Belgian beer has joined illustrious company after UNESCO, the United Nation’s heritage body, accepted an application for the country’s brewing and drinking to be added to their intangible cultural heritage list. This puts it on a par with French gastronomy, the Argentinian tango, the Mediterranean diet and the Cuban rumba as symbols of identity recognised by UNESCO as unique to a country or region.

The list was created by the UN in 2008 to recognise traditional events, rituals and social practices. To be considered, a tradition should be passed down through generations, and give those involved a sense of identity. Inclusion on the list confers on a state the obligation to safeguard the tradition.
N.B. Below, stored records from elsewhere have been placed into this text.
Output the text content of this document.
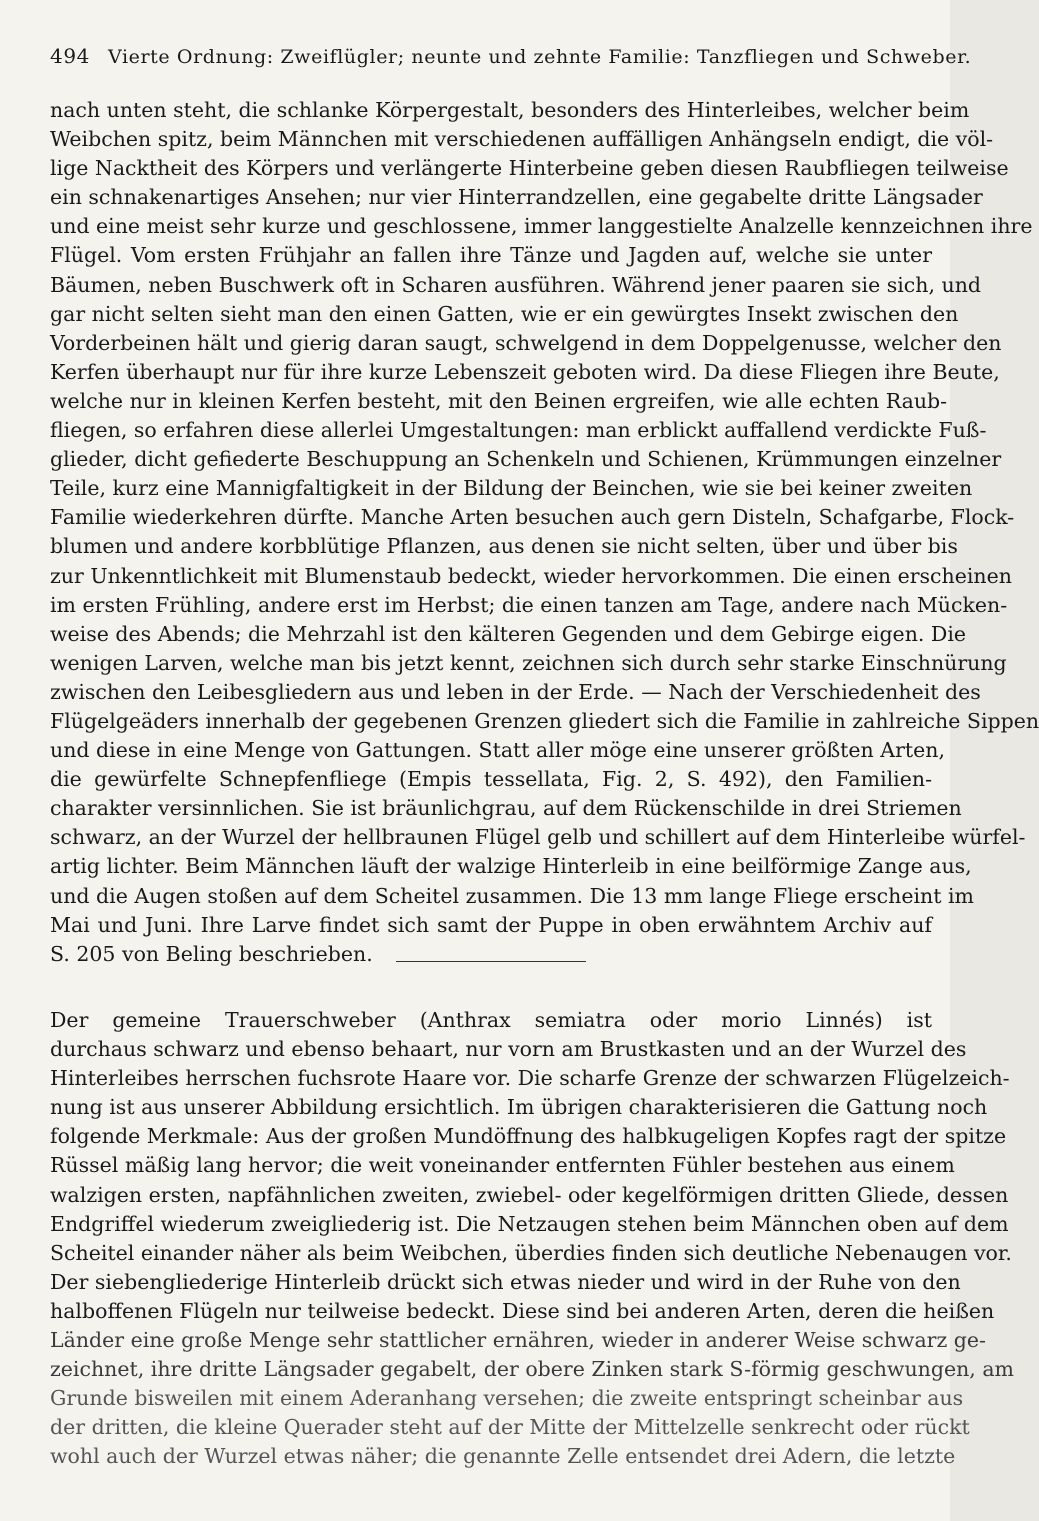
494 Vierte Ordnung: Zweiflügler; neunte und zehnte Familie: Tanzfliegen und Schweber.
nach unten steht, die schlanke Körpergestalt, besonders des Hinterleibes, welcher beim
Weibchen spitz, beim Männchen mit verschiedenen auffälligen Anhängseln endigt, die völ-
lige Nacktheit des Körpers und verlängerte Hinterbeine geben diesen Raubfliegen teilweise
ein schnakenartiges Ansehen; nur vier Hinterrandzellen, eine gegabelte dritte Längsader
und eine meist sehr kurze und geschlossene, immer langgestielte Analzelle kennzeichnen ihre
Flügel. Vom ersten Frühjahr an fallen ihre Tänze und Jagden auf, welche sie unter
Bäumen, neben Buschwerk oft in Scharen ausführen. Während jener paaren sie sich, und
gar nicht selten sieht man den einen Gatten, wie er ein gewürgtes Insekt zwischen den
Vorderbeinen hält und gierig daran saugt, schwelgend in dem Doppelgenusse, welcher den
Kerfen überhaupt nur für ihre kurze Lebenszeit geboten wird. Da diese Fliegen ihre Beute,
welche nur in kleinen Kerfen besteht, mit den Beinen ergreifen, wie alle echten Raub-
fliegen, so erfahren diese allerlei Umgestaltungen: man erblickt auffallend verdickte Fuß-
glieder, dicht gefiederte Beschuppung an Schenkeln und Schienen, Krümmungen einzelner
Teile, kurz eine Mannigfaltigkeit in der Bildung der Beinchen, wie sie bei keiner zweiten
Familie wiederkehren dürfte. Manche Arten besuchen auch gern Disteln, Schafgarbe, Flock-
blumen und andere korbblütige Pflanzen, aus denen sie nicht selten, über und über bis
zur Unkenntlichkeit mit Blumenstaub bedeckt, wieder hervorkommen. Die einen erscheinen
im ersten Frühling, andere erst im Herbst; die einen tanzen am Tage, andere nach Mücken-
weise des Abends; die Mehrzahl ist den kälteren Gegenden und dem Gebirge eigen. Die
wenigen Larven, welche man bis jetzt kennt, zeichnen sich durch sehr starke Einschnürung
zwischen den Leibesgliedern aus und leben in der Erde. — Nach der Verschiedenheit des
Flügelgeäders innerhalb der gegebenen Grenzen gliedert sich die Familie in zahlreiche Sippen
und diese in eine Menge von Gattungen. Statt aller möge eine unserer größten Arten,
die gewürfelte Schnepfenfliege (Empis tessellata, Fig. 2, S. 492), den Familien-
charakter versinnlichen. Sie ist bräunlichgrau, auf dem Rückenschilde in drei Striemen
schwarz, an der Wurzel der hellbraunen Flügel gelb und schillert auf dem Hinterleibe würfel-
artig lichter. Beim Männchen läuft der walzige Hinterleib in eine beilförmige Zange aus,
und die Augen stoßen auf dem Scheitel zusammen. Die 13 mm lange Fliege erscheint im
Mai und Juni. Ihre Larve findet sich samt der Puppe in oben erwähntem Archiv auf
S. 205 von Beling beschrieben.
Der gemeine Trauerschweber (Anthrax semiatra oder morio Linnés) ist
durchaus schwarz und ebenso behaart, nur vorn am Brustkasten und an der Wurzel des
Hinterleibes herrschen fuchsrote Haare vor. Die scharfe Grenze der schwarzen Flügelzeich-
nung ist aus unserer Abbildung ersichtlich. Im übrigen charakterisieren die Gattung noch
folgende Merkmale: Aus der großen Mundöffnung des halbkugeligen Kopfes ragt der spitze
Rüssel mäßig lang hervor; die weit voneinander entfernten Fühler bestehen aus einem
walzigen ersten, napfähnlichen zweiten, zwiebel- oder kegelförmigen dritten Gliede, dessen
Endgriffel wiederum zweigliederig ist. Die Netzaugen stehen beim Männchen oben auf dem
Scheitel einander näher als beim Weibchen, überdies finden sich deutliche Nebenaugen vor.
Der siebengliederige Hinterleib drückt sich etwas nieder und wird in der Ruhe von den
halboffenen Flügeln nur teilweise bedeckt. Diese sind bei anderen Arten, deren die heißen
Länder eine große Menge sehr stattlicher ernähren, wieder in anderer Weise schwarz ge-
zeichnet, ihre dritte Längsader gegabelt, der obere Zinken stark S-förmig geschwungen, am
Grunde bisweilen mit einem Aderanhang versehen; die zweite entspringt scheinbar aus
der dritten, die kleine Querader steht auf der Mitte der Mittelzelle senkrecht oder rückt
wohl auch der Wurzel etwas näher; die genannte Zelle entsendet drei Adern, die letzte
Belgium is home to nearly 200 breweries, producing 1,500 different beers which range from brown ales to golden lagers, and the strong Trappist brews associated with the monasteries. Many national dishes also contain beer and the country has some 30 different brewing museums. Belgian brewing dates back to medieval monks and is widely celebrated in paintings by Peter Breughel and in popular songs. Previously only name to a local audience, Belgian beers have become well-known exports, and names such as Duvel, Hoegaarden, Leffe and Chimay can now be found on supermarket shelves throughout the world. Beer represents a rare unifying force in  a country of 11 million people which is often bitterly divided on linguistic and cultural lines between Flemish and French-speakers (although it was the minority German speaking population that made the original application to UNESCO).

Sven Gatz, the former head of the Belgian Brewers Foundation and now culture minister for the northern region of Flanders, compared the recognition by UNESCO to winning the World Cup. “We love our beer and appreciate the endless diversity within it, something that can’t be equalled anywhere else in the world. In Belgium, beer doesn’t have to give way to wine or other drinks in terms of quantity and diversity”.

Meanwhile, Brussels regional leader Rudi Vervoort said that beer “has been part of our society since time immemorial”.